Another problem is cities wanting to preserve too many historical sites. For instance, cities often declare old homes or commercial establishments to be historical monuments, which prevents them from being torn down and replaced with apartment buildings.

In some cases, cities prevent development even when the historical monument itself would be untouched. For instance, last year, a historic preservation board in Seattle rejected a proposal for a 200-unit apartment building because it would be taller than nearby historical monuments. While Tokyo has historic buildings, its criteria for preservation are much stricter and thus don't get in the way of affordable housing.

Another important factor in raising housing prices is over-regulation. A recent report by the National Association of Home Builders estimates that regulations add almost $94,000 to the price of new homes. The vast majority of these regulations are purely aesthetic, such as mandating certain types of landscaping and architectural styles, or banning vinyl sidings.

This is not exclusive to American cities. A study on India's Ahmedabad shows that unnecessary regulations add 34% to the cost of housing. By contrast, Tokyo has very few common sense regulations; mainly to protect against the frequent earthquakes. As long as developers follow these and the very liberal zoning laws, they are free to build as they please.

At this point, you might wonder why these restrictive rules persist if they are so obviously bad. Why is liberal city-planning the exception, rather than the norm? To answer this, we must examine the policy making process itself, to understand the motivations of all participants.
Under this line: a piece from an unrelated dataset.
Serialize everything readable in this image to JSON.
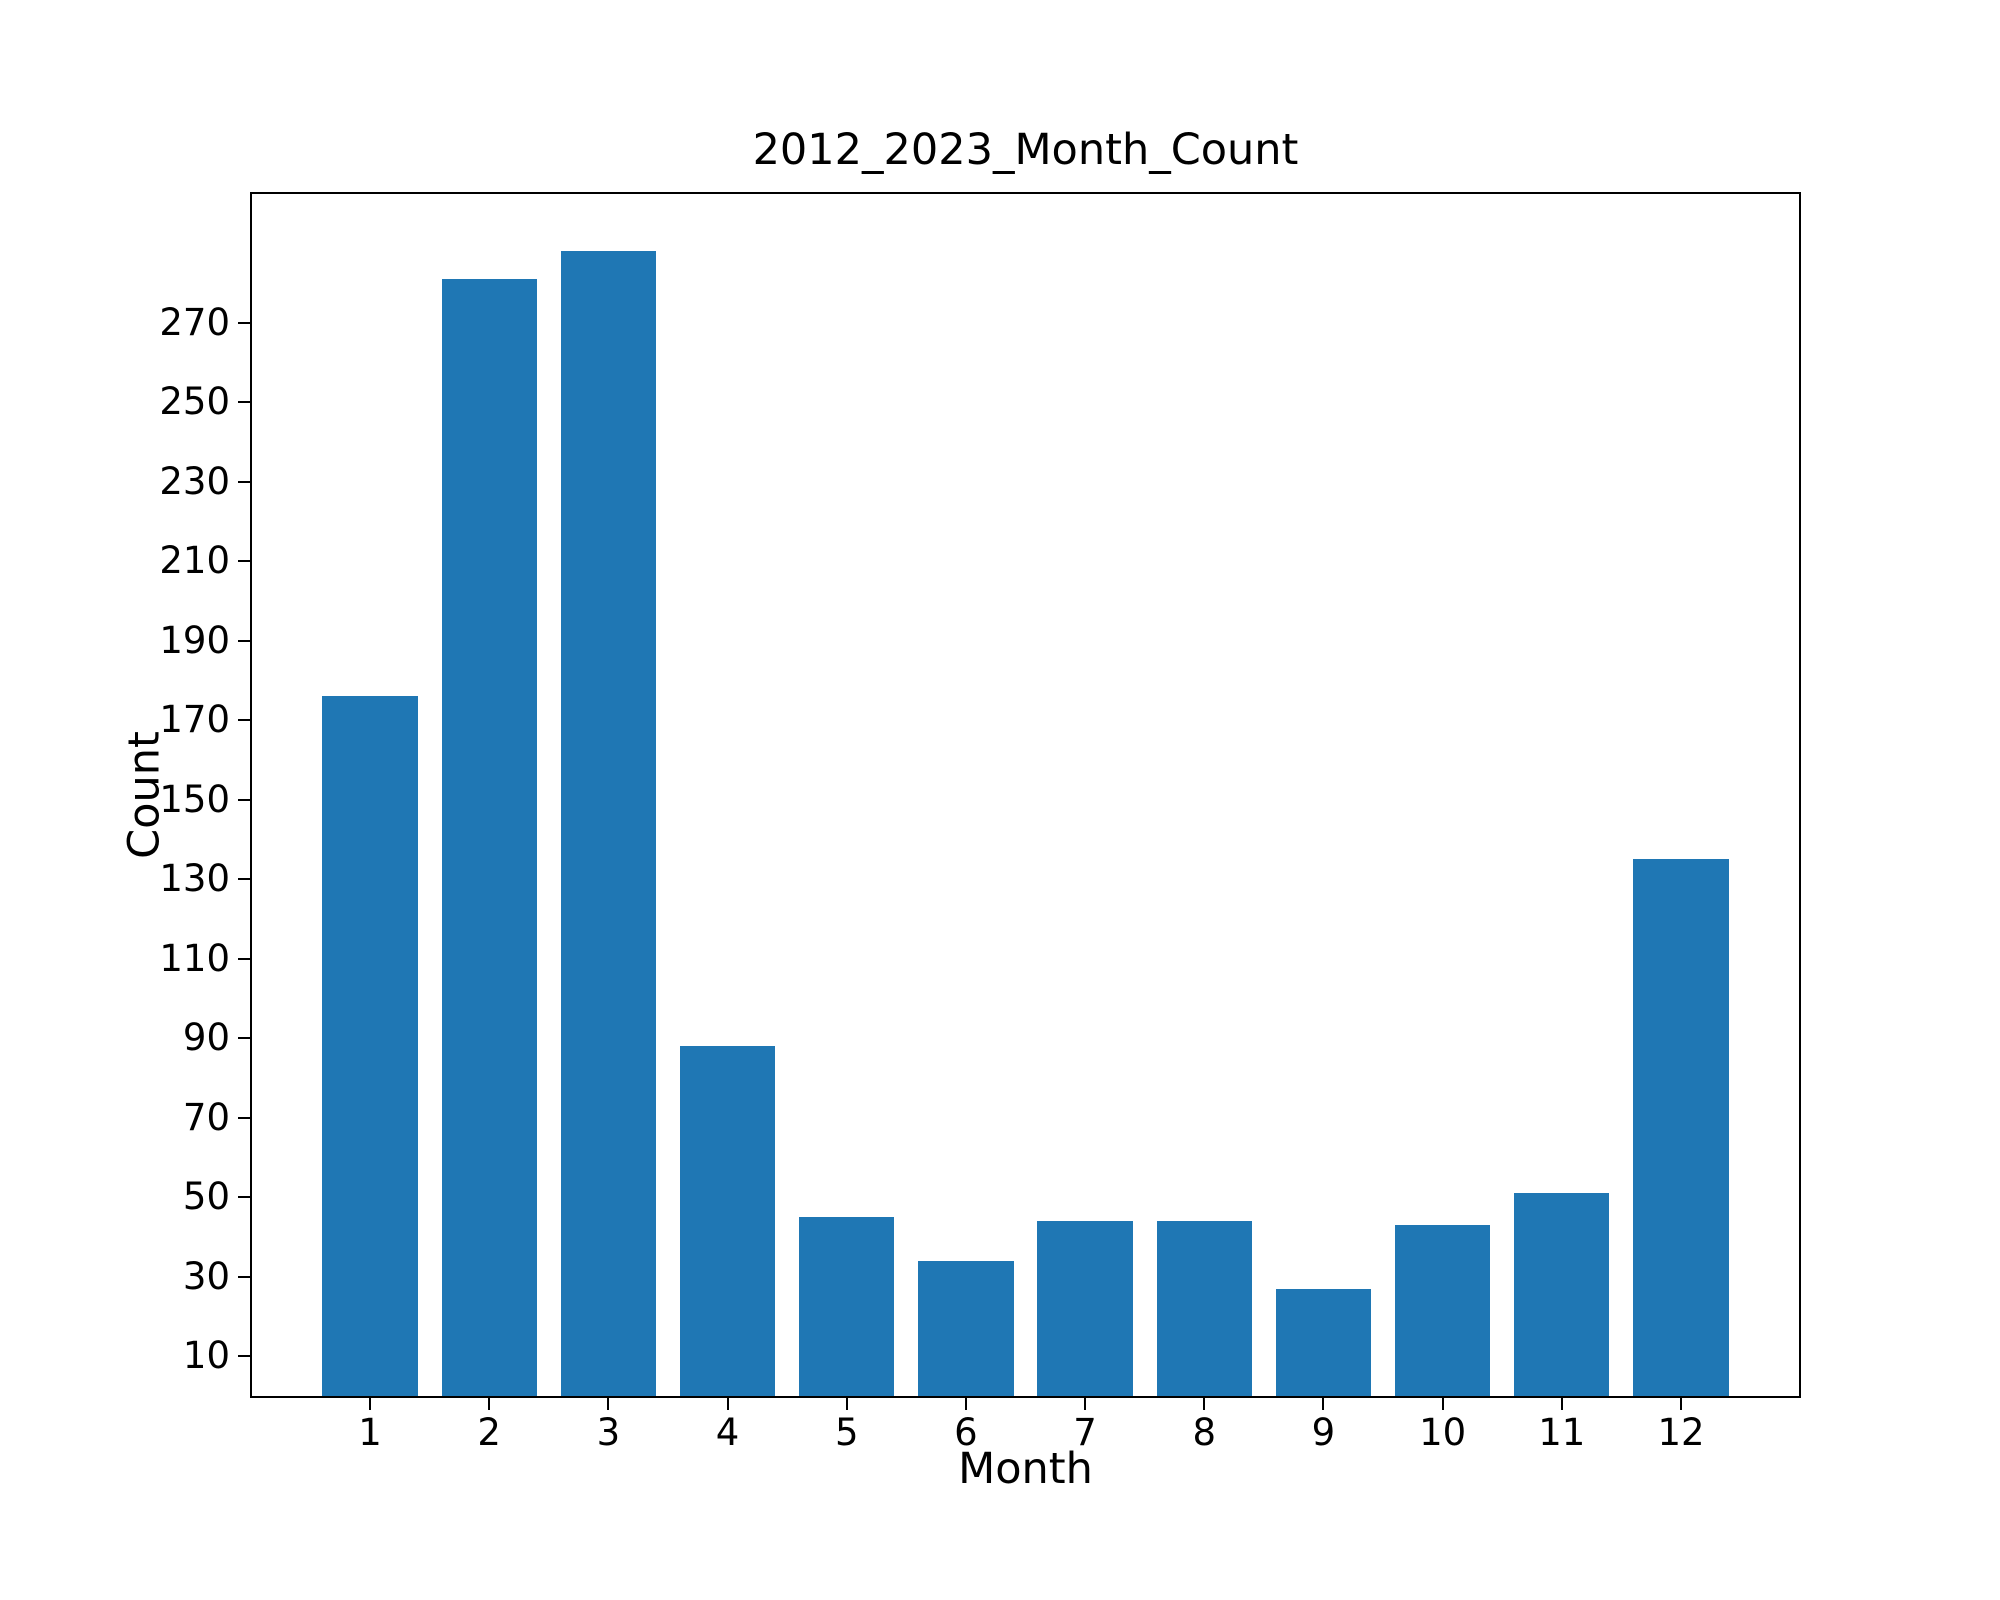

Consider San Jose, with its 94% single-family zoning. The politicians in San Jose were catering to the wishes of their constituents; the people already living in San Jose. Those voters wanted high prices. To them, their house is an investment, which would lose value if more housing were built in their neighborhood. It would also result in new neighbors bringing in a different culture from what the residents are used to.

People who wanted to move to San Jose, but couldn't due to high prices, would benefit from more liberal planning. They might live in different parts of California, or even in other states. Obviously they don't get to vote in San Jose elections, thus local politicians have no incentive to help them.

The same process plays out across every city, resulting in sky-high prices.

At the state or national level, though, the political calculus changes completely. People in a particular city might want to restrict housing development, but everyone else wants more. Thus state and national politicians have an incentive to liberalize.

This is exactly what happened in Japan. It too had local governments choking the housing market, resulting in a massive housing bubble in the 1980s. This prompted the national government to enact a series of reforms to rein in housing prices.

The national government formulates building codes, zoning laws, and other city-planning regulations for the entire country, giving very little leeway to local governments.

Recently, governor Gavin Newsom did something similar in California, by finally abolishing single-family zoning statewide, and also loosening some other restrictions.

To win elections, local politicians must necessarily keep down the supply of new housing. It is up to state and national governments to deny them that power, and quickly. Otherwise, home-ownership will remain a pipe-dream for most people.